From my perspective as a chief medical officer, I believe healthcare leaders need to lead the shift toward more personalized, proactive healthcare solutions—particularly in emergency medicine, where an overreliance on urgent cares and ERs has resulted in overcrowding, a rise in misdiagnoses, and stress and confusion caused by long waits and a lack of continuity between providers. Here are several ways you can get involved:
• Support better funding and research for women's health. In the United States, the National Institute of Health (NIH) only allocates 11% of its budget to women's-health-specific research. Private-sector stakeholders have an opportunity to channel funds into high-impact areas of research, enabling more investment and innovation that will reap more data about how women experience disease, react to medication and recover.
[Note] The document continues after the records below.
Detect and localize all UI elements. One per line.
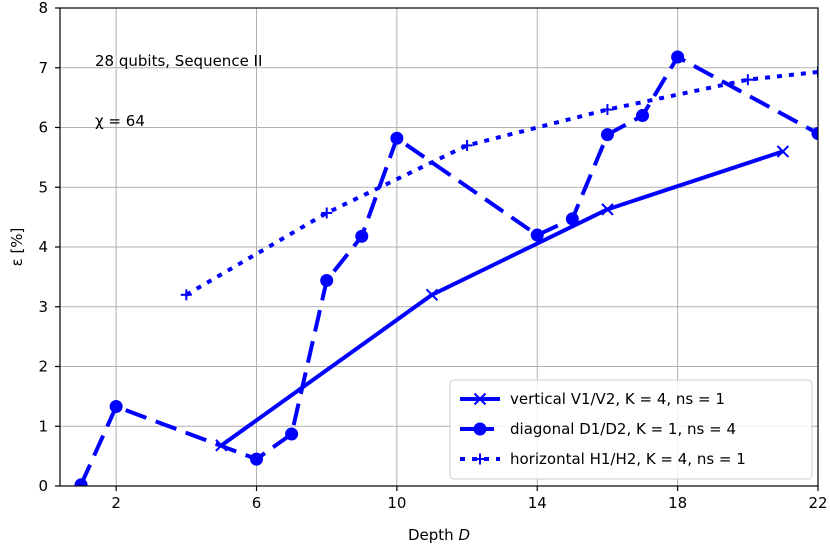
series-2-point xyxy=(461,139,473,151)
series-0-point xyxy=(425,288,439,302)
legend-marker-1 xyxy=(473,422,487,436)
annotation-qubits: 28 qubits, Sequence II xyxy=(95,52,262,70)
legend-entry-2: horizontal H1/H2, K = 4, ns = 1 xyxy=(510,450,746,468)
series-2-point xyxy=(812,66,818,78)
series-1-point xyxy=(320,273,334,287)
legend-entry-0: vertical V1/V2, K = 4, ns = 1 xyxy=(510,390,725,408)
y-tick-label: 5 xyxy=(38,178,48,196)
x-tick-label: 22 xyxy=(808,494,827,512)
y-tick-label: 2 xyxy=(38,358,48,376)
y-tick-label: 4 xyxy=(38,238,48,256)
annotation-chi: χ = 64 xyxy=(95,112,145,130)
series-2-point xyxy=(601,104,613,116)
legend-box xyxy=(449,379,813,480)
x-tick-label: 18 xyxy=(668,494,687,512)
legend: vertical V1/V2, K = 4, ns = 1 diagonal D1… xyxy=(449,379,813,480)
series-1-point xyxy=(109,400,123,414)
series-2-point xyxy=(321,207,333,219)
x-axis-label: Depth D xyxy=(408,526,470,544)
y-axis-label: ε [%] xyxy=(8,228,26,267)
series-1-point xyxy=(74,478,88,486)
series-1-point xyxy=(600,128,614,142)
y-tick-label: 8 xyxy=(38,0,48,17)
series-line-0 xyxy=(220,149,784,447)
x-tick-label: 10 xyxy=(387,494,406,512)
legend-marker-2 xyxy=(474,453,486,465)
series-1-point xyxy=(355,229,369,243)
series-1-point xyxy=(530,228,544,242)
series-2-point xyxy=(742,74,754,86)
y-tick-label: 1 xyxy=(38,417,48,435)
y-tick-label: 6 xyxy=(38,119,48,137)
y-tick-label: 7 xyxy=(38,59,48,77)
series-1-point xyxy=(390,131,404,145)
series-0-point xyxy=(601,203,614,216)
series-1-point xyxy=(565,212,579,226)
plot-series xyxy=(74,50,818,486)
series-line-2 xyxy=(185,69,818,297)
series-1-point xyxy=(250,452,264,466)
x-tick-label: 2 xyxy=(111,494,121,512)
legend-entry-1: diagonal D1/D2, K = 1, ns = 4 xyxy=(510,420,736,438)
series-1-point xyxy=(285,427,299,441)
series-1-point xyxy=(636,109,650,123)
series-2-point xyxy=(180,289,192,301)
x-tick-label: 6 xyxy=(252,494,262,512)
series-1-point xyxy=(671,50,685,64)
y-tick-label: 0 xyxy=(38,477,48,495)
legend-marker-0 xyxy=(473,392,487,406)
x-tick-label: 14 xyxy=(528,494,547,512)
y-tick-label: 3 xyxy=(38,298,48,316)
series-1-point xyxy=(811,126,818,140)
series-0-point xyxy=(776,145,790,158)
axis-ticks: 2 6 10 14 18 22 0 1 2 3 4 5 6 7 8 xyxy=(38,0,827,512)
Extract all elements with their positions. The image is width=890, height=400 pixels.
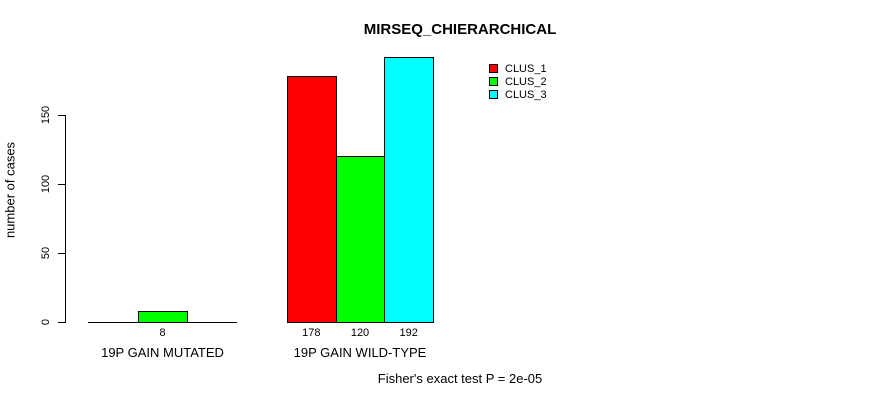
legend-swatch-icon <box>489 77 498 86</box>
bar-clus_1-group-2 <box>287 76 337 323</box>
legend-label: CLUS_2 <box>505 75 547 88</box>
y-axis-line <box>65 115 66 323</box>
bar-value-label: 192 <box>399 327 418 339</box>
y-axis-tick <box>58 253 65 254</box>
y-axis-tick-label: 150 <box>40 105 52 125</box>
legend-item: CLUS_1 <box>489 62 547 75</box>
bar-value-label: 120 <box>350 327 370 339</box>
legend-item: CLUS_2 <box>489 75 547 88</box>
y-axis-tick-label: 0 <box>40 318 52 326</box>
category-label: 19P GAIN WILD-TYPE <box>293 345 427 360</box>
legend: CLUS_1 CLUS_2 CLUS_3 <box>489 62 547 101</box>
y-axis-tick-label: 100 <box>40 174 52 194</box>
legend-item: CLUS_3 <box>489 88 547 101</box>
legend-label: CLUS_3 <box>505 88 547 101</box>
y-axis-tick <box>58 322 65 323</box>
category-label: 19P GAIN MUTATED <box>101 345 224 360</box>
y-axis-tick <box>58 115 65 116</box>
annotation-text: Fisher's exact test P = 2e-05 <box>377 371 543 386</box>
bar-clus_2-group-1 <box>137 310 189 323</box>
legend-swatch-icon <box>489 90 498 99</box>
chart-title: MIRSEQ_CHIERARCHICAL <box>363 21 557 38</box>
bar-clus_2-group-2 <box>335 156 386 323</box>
bar-value-label: 178 <box>302 327 321 339</box>
y-axis-label: number of cases <box>2 141 18 239</box>
y-axis-tick-label: 50 <box>40 246 52 260</box>
bar-clus_3-group-2 <box>384 57 434 323</box>
y-axis-tick <box>58 184 65 185</box>
legend-swatch-icon <box>489 64 498 73</box>
legend-label: CLUS_1 <box>505 62 547 75</box>
bar-value-label: 8 <box>159 327 166 339</box>
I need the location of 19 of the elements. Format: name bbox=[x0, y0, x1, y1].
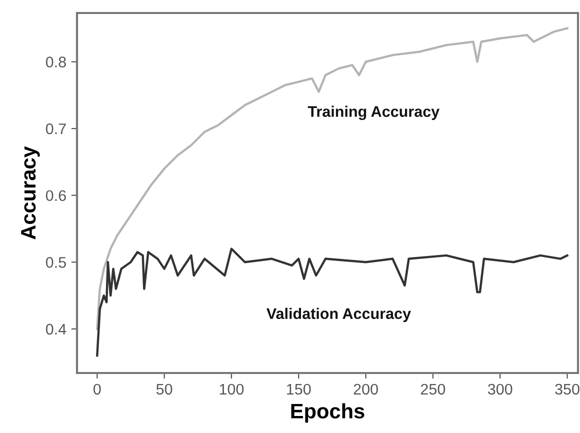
series-label: Validation Accuracy bbox=[266, 308, 411, 322]
y-axis-title: Accuracy bbox=[21, 146, 40, 240]
y-tick-label: 0.5 bbox=[46, 256, 66, 268]
x-tick-label: 350 bbox=[555, 384, 580, 395]
y-tick-label: 0.6 bbox=[46, 190, 66, 202]
x-tick-label: 150 bbox=[287, 384, 311, 395]
y-tick-label: 0.4 bbox=[46, 324, 66, 335]
x-tick-label: 250 bbox=[420, 384, 446, 395]
y-tick-label: 0.8 bbox=[46, 56, 66, 68]
x-tick-label: 0 bbox=[93, 384, 101, 395]
x-tick-label: 50 bbox=[156, 384, 172, 395]
series-label: Training Accuracy bbox=[308, 106, 440, 120]
x-axis-title: Epochs bbox=[291, 403, 364, 423]
line-series bbox=[96, 27, 568, 330]
y-tick-label: 0.7 bbox=[46, 123, 66, 134]
x-tick-label: 200 bbox=[354, 384, 378, 395]
x-tick-label: 100 bbox=[220, 384, 244, 395]
x-tick-label: 300 bbox=[488, 384, 512, 395]
line-series bbox=[96, 248, 568, 357]
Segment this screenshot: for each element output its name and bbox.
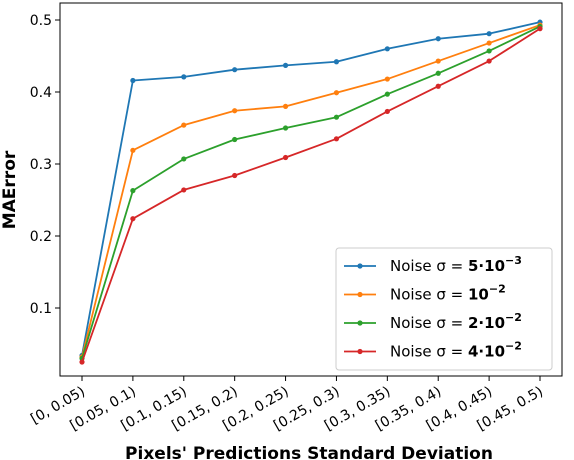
y-axis-title: MAError	[0, 150, 20, 229]
legend-label: Noise σ = 10−2	[390, 283, 506, 304]
legend-swatch-marker	[357, 348, 363, 355]
data-point	[486, 58, 492, 64]
data-point	[130, 147, 136, 153]
legend-item: Noise σ = 2·10−2	[344, 311, 522, 332]
data-point	[486, 40, 492, 46]
series-2	[79, 22, 543, 360]
data-point	[435, 58, 441, 64]
y-tick-label: 0.5	[30, 13, 52, 29]
legend-item: Noise σ = 10−2	[344, 283, 506, 304]
data-point	[384, 76, 390, 82]
data-point	[181, 122, 187, 128]
data-point	[130, 216, 136, 222]
data-point	[282, 154, 289, 161]
series-line	[81, 21, 541, 356]
data-point	[537, 26, 543, 32]
data-point	[232, 172, 238, 179]
data-point	[486, 48, 492, 54]
legend-swatch-marker	[357, 263, 363, 269]
data-point	[282, 125, 289, 131]
data-point	[232, 136, 238, 143]
data-point	[79, 359, 85, 365]
legend-swatch-marker	[357, 291, 363, 298]
series-line	[81, 24, 541, 358]
legend-box	[335, 247, 553, 371]
x-axis-title: Pixels' Predictions Standard Deviation	[125, 444, 493, 460]
data-point	[333, 59, 340, 65]
data-point	[435, 36, 441, 42]
data-point	[181, 187, 187, 193]
legend-item: Noise σ = 4·10−2	[344, 340, 522, 361]
y-tick-label: 0.2	[30, 229, 52, 245]
data-point	[130, 188, 136, 194]
y-tick-label: 0.1	[30, 301, 52, 317]
plot-frame	[59, 2, 563, 377]
legend-label: Noise σ = 4·10−2	[390, 340, 522, 361]
legend: Noise σ = 5·10−3 Noise σ = 10−2 Noise σ = …	[335, 247, 553, 371]
data-point	[130, 77, 136, 84]
data-point	[384, 91, 390, 97]
y-tick-label: 0.4	[30, 85, 52, 101]
data-point	[435, 70, 441, 76]
data-point	[333, 114, 340, 120]
y-tick-label: 0.3	[30, 157, 52, 173]
data-point	[333, 136, 340, 142]
data-point	[384, 46, 390, 52]
data-point	[333, 90, 340, 96]
legend-label: Noise σ = 2·10−2	[390, 311, 522, 332]
data-point	[232, 67, 238, 73]
data-point	[282, 103, 289, 109]
data-point	[435, 83, 441, 89]
data-point	[486, 31, 492, 37]
data-point	[282, 62, 289, 68]
data-point	[384, 108, 390, 115]
legend-label: Noise σ = 5·10−3	[390, 254, 522, 275]
series-4	[79, 26, 543, 365]
data-point	[181, 74, 187, 80]
series-line	[81, 27, 541, 363]
legend-swatch-marker	[357, 320, 363, 326]
legend-item: Noise σ = 5·10−3	[344, 254, 522, 275]
series-line	[81, 25, 541, 359]
data-point	[232, 108, 238, 114]
data-point	[181, 156, 187, 162]
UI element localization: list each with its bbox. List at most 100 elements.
• Create financial incentives to close the gender gap. Developing new financial products and investment vehicles can attract capital to projects that directly address the women's health gap. For example, the fast-growing FemTech sector, already disrupting the healthcare market, funds consumer products, digital health applications, and medical products and technologies specifically designed for women's health needs.
• Improve the patient experience. Develop creative business models that provide a better experience for your urgent and emergent care patients, such as concierge medicine, which is currently undergoing explosive growth. This can help remove barriers for women seeking acute care and allow your organization to provide more personalized, accurate care and diagnoses.
If the medical, social and economic costs of treating women's health as a 'specialty' are obvious, the reasons for closing the women's health gap should be even more so. Achieving medical equity and inclusivity for women could not only improve their lives but also their families, their communities and the world in which we all live.